DETAILS
TRACKS
Side A
- flank
- stained & lit
- braindead
- smokey mtn dbl dip
Side B
- cillamange
- ball
- lather
- rusted water
Side C
- gorshin
- dowser
- comes
- roses
Side D
- make you gone
- pity
- lather (acme sessions)
- intro (single version)
RELEASE DATE
11/06/2015
In 1993 Red Red Meat released its first record for legendary Seattle label Sub Pop, Jimmywine Majestic. Building on the grungy roots of the band’s self-titled debut, the second album was more confident and refined, with songwriter Tim Rutili’s impressionistic lyrics hovering over twangy steel guitars, thick fuzzbox riffs, and barroom drums.
Produced by Brad Wood (Liz Phair, That Dog, Sunny Day Real Estate), the record finds the band (Rutili, Brian Deck, Glenn Girard, and Tim Hurley) moving away from the thrashing noise of the first record into more nuanced territory, maintaining its menacing swagger but injecting more space into songs like Moon Calf Tripe and Lather, swinging harder on opener Flank and the anthemic Ball, and pushing into blues and reconfigured roots rock with Dowser and Comes.
Much of the album’s classic feel was informed by bands like the Rolling Stones and the Faces, a “favorite kind of music for Tim Rutilli,” says drummer and organist Brian Deck. “It was his writing that pulled things in that direction, and it was probably his writing and ambition to be different from that that ultimately drove [the band] toward being esoteric and experimental,” eventually morphing into Califone in the late ‘90s.
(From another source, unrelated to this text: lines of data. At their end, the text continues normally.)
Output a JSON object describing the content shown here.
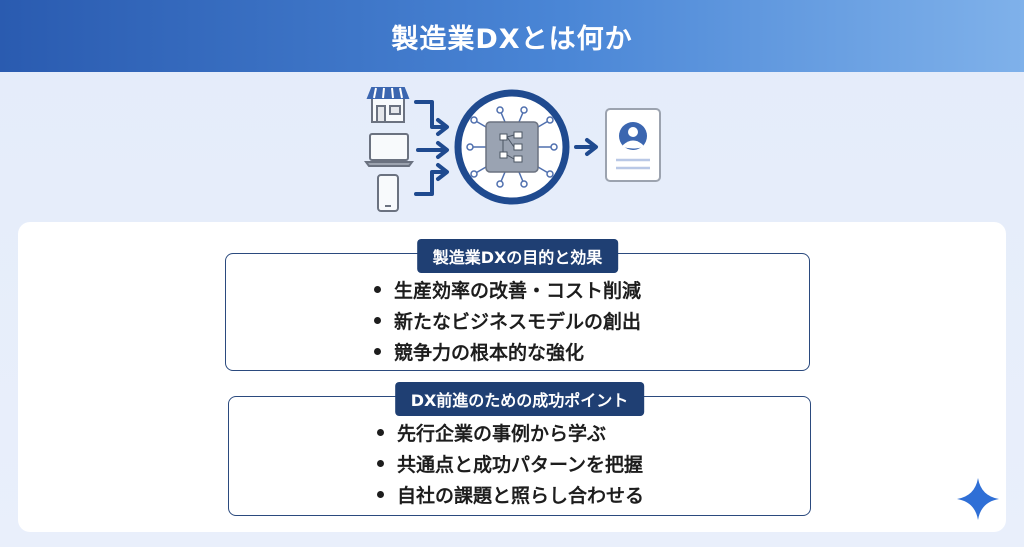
{
  "header": {
    "title": "製造業DXとは何か"
  },
  "diagram": {
    "inputs": [
      "store-icon",
      "laptop-icon",
      "smartphone-icon"
    ],
    "hub": "digital-transformation-hub-icon",
    "output": "profile-card-icon"
  },
  "sections": [
    {
      "title": "製造業DXの目的と効果",
      "items": [
        "生産効率の改善・コスト削減",
        "新たなビジネスモデルの創出",
        "競争力の根本的な強化"
      ]
    },
    {
      "title": "DX前進のための成功ポイント",
      "items": [
        "先行企業の事例から学ぶ",
        "共通点と成功パターンを把握",
        "自社の課題と照らし合わせる"
      ]
    }
  ],
  "colors": {
    "header_start": "#2a5bb0",
    "header_end": "#7fb1ea",
    "accent": "#1f4a8f",
    "badge": "#1f3f73",
    "sparkle": "#2f6fd6"
  }
}
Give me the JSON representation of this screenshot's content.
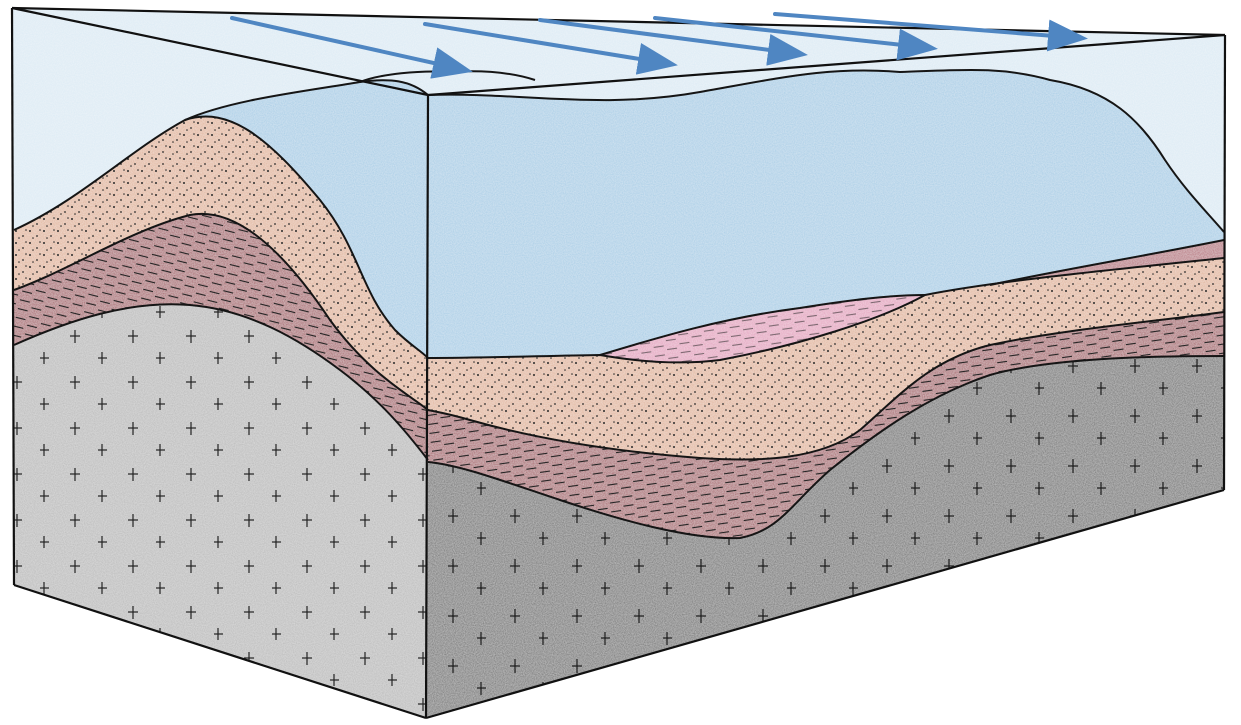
{
  "diagram": {
    "style": "hand-drawn colored-pencil block diagram",
    "printed_text": [],
    "layers": [
      {
        "name": "ice-sheet",
        "color": "#a8cde6"
      },
      {
        "name": "sand-layer",
        "color": "#e2b69c"
      },
      {
        "name": "shale-layer",
        "color": "#a9656c"
      },
      {
        "name": "bedrock-granite",
        "color": "#b7b7b7"
      },
      {
        "name": "bedrock-granite-front",
        "color": "#6f6f6f"
      },
      {
        "name": "pink-lens",
        "color": "#e4a3bf"
      }
    ],
    "flow_arrows": {
      "count": 5,
      "color": "#4f86c2"
    }
  }
}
Informed by classic rock and blues, the album also benefits from Deck’s musical training and approach. While Red Red Meat’s other efforts, their self-titled debut in 1992, 1995’s Bunny Gets Paid, and 1996’s There’s A Star Above the Manager Tonight found Deck splitting his focus between production and performance, the drummer focused on Jimmywine Majestic from a player’s perspective. The record was the work of an invigorated, young, and hungry band.
“I remember [the album] mattering more to me than anything else in the world when we were doing it,” Deck says. “It’s a sensation that you have as a young artist. You tend to not have that the older you get. But it was the most important thing that had ever happened to me in my life when we were working on it. That was an awesome thing.”